Having said all that, Hidaka suddenly remembered himself and fell silent. He had noticed he had touched upon a mildly offensive topic, but was left no route to backpedal and just pretend nothing had happened. All the gazes were focused on him now, and what's more, Munakata himself looked highly interested, even leaning forward a little.
"Erm, well, to explain... you see, we manage something called "Archive E" jointly..."
Enomoto squeezed his head between the hands he put on his cheeks, his face silently but eloquently begging Hidaka to stop, though it really couldn't be helped. After all, it had to do with the case in question. They had a duty to provide all the information they could.
"He apparently misunderstood, thinking "Archive E" is some sort of treasure-chest of classified documents, so he raided the storage site to steal it."
In the end, having learned that that abbreviation stood for something as trivial as "erotic", he flew into rage and disposed of it right in the back yard. That was the cause behind the mysterious disappearance of the erotic book archive that everyone pitched in to collect.

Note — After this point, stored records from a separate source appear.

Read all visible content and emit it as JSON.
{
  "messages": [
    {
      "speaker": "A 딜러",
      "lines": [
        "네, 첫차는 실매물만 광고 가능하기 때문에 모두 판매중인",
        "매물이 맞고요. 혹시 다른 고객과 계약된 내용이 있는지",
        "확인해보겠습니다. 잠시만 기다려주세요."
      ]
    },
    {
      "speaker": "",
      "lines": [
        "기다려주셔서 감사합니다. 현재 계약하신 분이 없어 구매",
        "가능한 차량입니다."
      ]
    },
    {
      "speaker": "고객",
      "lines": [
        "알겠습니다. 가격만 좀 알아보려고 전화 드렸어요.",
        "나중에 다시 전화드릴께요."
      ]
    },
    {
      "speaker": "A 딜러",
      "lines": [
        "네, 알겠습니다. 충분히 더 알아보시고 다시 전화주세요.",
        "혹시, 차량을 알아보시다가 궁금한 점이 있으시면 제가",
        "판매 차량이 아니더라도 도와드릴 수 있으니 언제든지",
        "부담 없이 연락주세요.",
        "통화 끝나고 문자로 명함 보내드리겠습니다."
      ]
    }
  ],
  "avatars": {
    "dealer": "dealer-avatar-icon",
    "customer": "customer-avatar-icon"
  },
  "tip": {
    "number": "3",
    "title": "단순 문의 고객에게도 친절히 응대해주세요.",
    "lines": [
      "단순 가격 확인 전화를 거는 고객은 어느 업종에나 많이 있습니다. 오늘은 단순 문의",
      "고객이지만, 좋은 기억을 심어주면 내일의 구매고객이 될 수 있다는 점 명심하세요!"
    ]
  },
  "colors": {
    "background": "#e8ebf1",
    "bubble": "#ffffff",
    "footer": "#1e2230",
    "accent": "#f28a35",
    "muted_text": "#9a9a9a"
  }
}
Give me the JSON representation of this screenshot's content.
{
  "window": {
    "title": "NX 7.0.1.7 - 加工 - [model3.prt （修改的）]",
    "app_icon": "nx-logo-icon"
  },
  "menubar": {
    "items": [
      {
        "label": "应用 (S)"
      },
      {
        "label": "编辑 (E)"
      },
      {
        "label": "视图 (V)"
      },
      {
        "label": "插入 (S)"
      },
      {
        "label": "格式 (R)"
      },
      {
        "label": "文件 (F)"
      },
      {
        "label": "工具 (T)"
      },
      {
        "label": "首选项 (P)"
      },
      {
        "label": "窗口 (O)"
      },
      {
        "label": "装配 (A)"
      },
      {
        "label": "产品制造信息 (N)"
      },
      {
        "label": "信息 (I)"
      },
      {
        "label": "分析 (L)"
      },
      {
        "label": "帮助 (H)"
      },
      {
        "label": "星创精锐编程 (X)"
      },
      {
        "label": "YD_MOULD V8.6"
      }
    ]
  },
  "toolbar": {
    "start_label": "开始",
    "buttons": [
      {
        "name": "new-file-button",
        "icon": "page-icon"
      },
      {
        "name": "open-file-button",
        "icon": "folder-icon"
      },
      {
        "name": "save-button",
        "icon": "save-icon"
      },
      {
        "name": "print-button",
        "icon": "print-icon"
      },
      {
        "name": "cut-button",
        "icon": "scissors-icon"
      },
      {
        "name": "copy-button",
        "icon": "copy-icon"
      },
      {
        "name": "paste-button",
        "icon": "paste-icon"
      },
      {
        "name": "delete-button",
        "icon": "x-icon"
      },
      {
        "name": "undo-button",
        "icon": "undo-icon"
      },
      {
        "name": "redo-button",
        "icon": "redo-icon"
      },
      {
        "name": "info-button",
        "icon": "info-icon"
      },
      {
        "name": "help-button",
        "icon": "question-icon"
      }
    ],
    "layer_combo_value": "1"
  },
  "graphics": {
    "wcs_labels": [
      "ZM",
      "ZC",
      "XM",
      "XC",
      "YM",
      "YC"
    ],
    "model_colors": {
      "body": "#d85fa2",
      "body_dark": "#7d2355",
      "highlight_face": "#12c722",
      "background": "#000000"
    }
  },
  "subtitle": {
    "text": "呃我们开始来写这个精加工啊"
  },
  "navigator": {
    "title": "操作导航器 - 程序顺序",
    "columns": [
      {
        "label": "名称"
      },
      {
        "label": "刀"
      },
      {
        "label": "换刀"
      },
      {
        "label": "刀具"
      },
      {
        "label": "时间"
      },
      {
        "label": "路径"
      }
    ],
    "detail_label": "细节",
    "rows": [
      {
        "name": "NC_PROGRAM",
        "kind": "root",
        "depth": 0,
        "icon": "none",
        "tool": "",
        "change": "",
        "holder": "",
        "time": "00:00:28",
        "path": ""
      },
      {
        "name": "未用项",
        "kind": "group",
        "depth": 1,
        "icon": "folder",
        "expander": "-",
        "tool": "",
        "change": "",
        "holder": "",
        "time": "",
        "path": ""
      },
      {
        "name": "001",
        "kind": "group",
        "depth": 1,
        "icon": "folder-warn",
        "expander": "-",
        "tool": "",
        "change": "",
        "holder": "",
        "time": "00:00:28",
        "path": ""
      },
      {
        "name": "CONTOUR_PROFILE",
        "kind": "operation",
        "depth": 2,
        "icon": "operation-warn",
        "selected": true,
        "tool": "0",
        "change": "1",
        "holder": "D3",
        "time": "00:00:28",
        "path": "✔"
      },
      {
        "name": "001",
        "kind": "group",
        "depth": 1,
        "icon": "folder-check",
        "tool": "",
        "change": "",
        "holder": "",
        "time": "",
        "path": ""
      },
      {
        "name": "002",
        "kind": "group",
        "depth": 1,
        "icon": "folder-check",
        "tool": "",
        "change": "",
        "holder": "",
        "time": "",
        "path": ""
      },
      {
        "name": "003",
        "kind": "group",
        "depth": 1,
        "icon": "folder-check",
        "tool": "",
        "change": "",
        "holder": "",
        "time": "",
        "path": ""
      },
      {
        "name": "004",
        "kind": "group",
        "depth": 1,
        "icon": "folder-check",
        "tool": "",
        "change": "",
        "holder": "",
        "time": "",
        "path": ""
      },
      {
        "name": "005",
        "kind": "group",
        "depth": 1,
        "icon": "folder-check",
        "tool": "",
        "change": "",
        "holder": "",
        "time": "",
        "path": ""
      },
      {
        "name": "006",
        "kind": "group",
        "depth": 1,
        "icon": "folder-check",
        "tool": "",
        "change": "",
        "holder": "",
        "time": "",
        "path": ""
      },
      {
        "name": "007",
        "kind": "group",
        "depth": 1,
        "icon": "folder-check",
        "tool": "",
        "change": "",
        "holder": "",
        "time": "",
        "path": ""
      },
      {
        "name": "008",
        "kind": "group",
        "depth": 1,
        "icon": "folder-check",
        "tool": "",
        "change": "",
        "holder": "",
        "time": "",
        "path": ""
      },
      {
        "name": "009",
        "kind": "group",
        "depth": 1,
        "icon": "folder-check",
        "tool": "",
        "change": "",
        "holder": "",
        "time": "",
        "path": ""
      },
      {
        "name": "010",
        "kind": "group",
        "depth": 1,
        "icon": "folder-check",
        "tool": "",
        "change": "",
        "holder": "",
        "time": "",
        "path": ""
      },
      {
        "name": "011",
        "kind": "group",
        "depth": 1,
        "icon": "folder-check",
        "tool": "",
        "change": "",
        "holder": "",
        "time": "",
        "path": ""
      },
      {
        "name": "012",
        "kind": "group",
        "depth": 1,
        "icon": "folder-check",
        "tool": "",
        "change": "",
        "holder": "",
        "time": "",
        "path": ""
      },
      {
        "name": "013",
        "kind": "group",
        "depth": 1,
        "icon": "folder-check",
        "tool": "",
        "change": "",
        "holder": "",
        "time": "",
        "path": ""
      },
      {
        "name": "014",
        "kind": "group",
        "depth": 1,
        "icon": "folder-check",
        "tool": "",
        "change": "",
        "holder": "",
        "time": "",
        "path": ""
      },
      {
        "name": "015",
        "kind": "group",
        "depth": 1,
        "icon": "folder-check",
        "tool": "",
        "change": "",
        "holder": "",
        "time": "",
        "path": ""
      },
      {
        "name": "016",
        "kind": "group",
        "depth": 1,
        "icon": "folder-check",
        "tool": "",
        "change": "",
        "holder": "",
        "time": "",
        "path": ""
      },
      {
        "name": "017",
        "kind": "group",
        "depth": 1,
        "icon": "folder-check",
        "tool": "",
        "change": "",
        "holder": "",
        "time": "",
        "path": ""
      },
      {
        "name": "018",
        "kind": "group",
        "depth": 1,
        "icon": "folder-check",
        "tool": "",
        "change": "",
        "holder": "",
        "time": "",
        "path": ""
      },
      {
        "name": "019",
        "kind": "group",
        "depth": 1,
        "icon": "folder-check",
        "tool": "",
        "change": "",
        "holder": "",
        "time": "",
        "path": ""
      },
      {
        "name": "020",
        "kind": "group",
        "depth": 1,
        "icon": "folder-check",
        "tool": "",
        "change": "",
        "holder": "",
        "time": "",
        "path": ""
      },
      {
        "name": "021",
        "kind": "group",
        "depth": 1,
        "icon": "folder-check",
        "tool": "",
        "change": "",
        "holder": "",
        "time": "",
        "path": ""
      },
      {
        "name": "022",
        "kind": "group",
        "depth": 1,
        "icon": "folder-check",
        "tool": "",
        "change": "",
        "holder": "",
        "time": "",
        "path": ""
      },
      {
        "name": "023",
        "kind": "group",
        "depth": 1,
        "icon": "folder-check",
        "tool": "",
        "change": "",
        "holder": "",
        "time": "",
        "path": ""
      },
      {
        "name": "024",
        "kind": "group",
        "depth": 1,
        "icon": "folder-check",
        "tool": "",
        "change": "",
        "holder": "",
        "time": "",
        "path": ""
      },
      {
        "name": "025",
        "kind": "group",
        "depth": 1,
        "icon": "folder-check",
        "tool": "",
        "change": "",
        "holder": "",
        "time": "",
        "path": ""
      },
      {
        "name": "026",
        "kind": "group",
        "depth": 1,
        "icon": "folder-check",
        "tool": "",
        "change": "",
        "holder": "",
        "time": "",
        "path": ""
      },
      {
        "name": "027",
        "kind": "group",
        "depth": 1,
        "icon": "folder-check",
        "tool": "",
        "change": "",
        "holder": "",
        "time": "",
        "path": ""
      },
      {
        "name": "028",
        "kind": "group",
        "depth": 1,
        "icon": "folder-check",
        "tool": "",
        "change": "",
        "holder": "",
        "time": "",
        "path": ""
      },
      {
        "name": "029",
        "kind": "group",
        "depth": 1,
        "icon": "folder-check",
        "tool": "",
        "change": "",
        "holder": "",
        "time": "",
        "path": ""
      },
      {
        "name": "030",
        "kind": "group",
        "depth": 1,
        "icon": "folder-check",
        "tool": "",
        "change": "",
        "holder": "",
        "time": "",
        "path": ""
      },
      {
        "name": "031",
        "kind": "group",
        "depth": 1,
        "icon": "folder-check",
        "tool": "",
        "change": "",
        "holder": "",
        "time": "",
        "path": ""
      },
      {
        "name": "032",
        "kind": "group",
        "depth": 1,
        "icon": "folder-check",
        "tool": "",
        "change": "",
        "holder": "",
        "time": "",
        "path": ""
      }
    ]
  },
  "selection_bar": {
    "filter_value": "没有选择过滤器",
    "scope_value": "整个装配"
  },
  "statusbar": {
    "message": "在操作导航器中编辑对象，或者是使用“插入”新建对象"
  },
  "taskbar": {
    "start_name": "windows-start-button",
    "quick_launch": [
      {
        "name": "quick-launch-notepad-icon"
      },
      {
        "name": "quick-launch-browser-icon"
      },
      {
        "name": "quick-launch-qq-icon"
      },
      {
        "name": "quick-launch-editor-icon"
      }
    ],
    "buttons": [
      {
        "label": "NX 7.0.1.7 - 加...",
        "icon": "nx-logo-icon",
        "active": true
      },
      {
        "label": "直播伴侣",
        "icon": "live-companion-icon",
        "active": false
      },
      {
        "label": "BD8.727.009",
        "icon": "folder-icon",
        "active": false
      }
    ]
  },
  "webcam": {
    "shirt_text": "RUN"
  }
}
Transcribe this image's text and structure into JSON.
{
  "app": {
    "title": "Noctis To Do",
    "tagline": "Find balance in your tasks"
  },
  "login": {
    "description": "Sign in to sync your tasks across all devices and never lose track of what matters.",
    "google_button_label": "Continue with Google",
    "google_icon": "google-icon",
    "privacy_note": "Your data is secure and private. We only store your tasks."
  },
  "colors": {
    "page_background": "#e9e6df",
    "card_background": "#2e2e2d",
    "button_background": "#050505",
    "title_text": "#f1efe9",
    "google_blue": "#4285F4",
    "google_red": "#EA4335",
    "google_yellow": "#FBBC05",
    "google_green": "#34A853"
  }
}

Now that the truth was out in the open, it really was quite silly. For that reason, half of those who happened to be present to hear it wore fed-up expressions on their faces, while the other half snickered despite themselves. In particular, Yoshino Yayoi's half-lidded coldly-looking eyes bore into Hidaka. Who, in turn, was so ashamed he wished for a hole to crawl into. The other members with a connection to "Archive E" were no better, all looking quite uncomfortable, too.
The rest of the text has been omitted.